Now say we toss it 3 times and get 2/3 – 66% heads. The confidence interval is 0.094 – 0.9916 (9.4% to 99.16%)
Now say we toss it 30 times and get 20/30 – still 66% heads. The confidence interval is 0.4719 – 0.8271 (47.19% – 82.71%)
See how the confidence interval gets narrower the more tests we do? I kind of makes sense that the more we test this, the closer we are going to get to the right answer.
Now say we toss it 300 times and get 200/300. Now we have tossed it so many times that random chance starts to evaporate because we have had lots of tries.
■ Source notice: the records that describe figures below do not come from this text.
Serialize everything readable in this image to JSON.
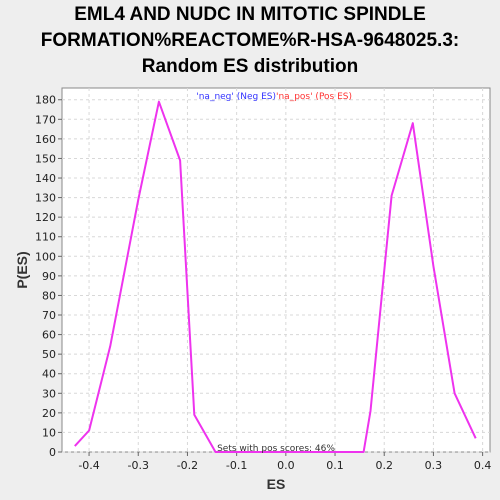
{
  "chart_data": {
    "type": "line",
    "title_lines": [
      "EML4 AND NUDC IN MITOTIC SPINDLE",
      "FORMATION%REACTOME%R-HSA-9648025.3:",
      "Random ES distribution"
    ],
    "xlabel": "ES",
    "ylabel": "P(ES)",
    "xlim": [
      -0.455,
      0.415
    ],
    "ylim": [
      0,
      186
    ],
    "x_ticks": [
      -0.4,
      -0.3,
      -0.2,
      -0.1,
      0.0,
      0.1,
      0.2,
      0.3,
      0.4
    ],
    "x_tick_labels": [
      "-0.4",
      "-0.3",
      "-0.2",
      "-0.1",
      "0.0",
      "0.1",
      "0.2",
      "0.3",
      "0.4"
    ],
    "y_ticks": [
      0,
      10,
      20,
      30,
      40,
      50,
      60,
      70,
      80,
      90,
      100,
      110,
      120,
      130,
      140,
      150,
      160,
      170,
      180
    ],
    "y_tick_labels": [
      "0",
      "10",
      "20",
      "30",
      "40",
      "50",
      "60",
      "70",
      "80",
      "90",
      "100",
      "110",
      "120",
      "130",
      "140",
      "150",
      "160",
      "170",
      "180"
    ],
    "grid": true,
    "legend": {
      "position": "top-center",
      "entries": [
        {
          "label": "'na_neg' (Neg ES)",
          "color": "#3333ff"
        },
        {
          "label": "'na_pos' (Pos ES)",
          "color": "#ff3333"
        }
      ]
    },
    "annotation": "Sets with pos scores: 46%",
    "series": [
      {
        "color": "#ee33ee",
        "points": [
          [
            -0.429,
            3
          ],
          [
            -0.4,
            11
          ],
          [
            -0.357,
            54
          ],
          [
            -0.3,
            129
          ],
          [
            -0.258,
            179
          ],
          [
            -0.215,
            149
          ],
          [
            -0.186,
            19
          ],
          [
            -0.143,
            0
          ],
          [
            -0.1,
            0
          ],
          [
            -0.057,
            0
          ],
          [
            -0.014,
            0
          ],
          [
            0.029,
            0
          ],
          [
            0.072,
            0
          ],
          [
            0.115,
            0
          ],
          [
            0.158,
            0
          ],
          [
            0.172,
            21
          ],
          [
            0.215,
            131
          ],
          [
            0.258,
            168
          ],
          [
            0.3,
            95
          ],
          [
            0.343,
            30
          ],
          [
            0.386,
            7
          ]
        ]
      }
    ]
  }
}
The confidence interval is now 0.6102 – 0.7198 – narrower again, but….
This interval does not include 0.5 aka 50% aka 50:50 so we can conclude that the coin is loaded.
So in short the more results we have the more confident we are that the value is correct and the confidence interval tells us how much higher or lower the real result could reasonably be if we do an infinite number of trials.
What’s “reasonable”?
Reasonable in this case is a mathematical definition because confidence intervals exist at different levels. We have been looking at the 95% confidence interval level that says – with mathematical precision – that 95% of the time, the results will fall within this range.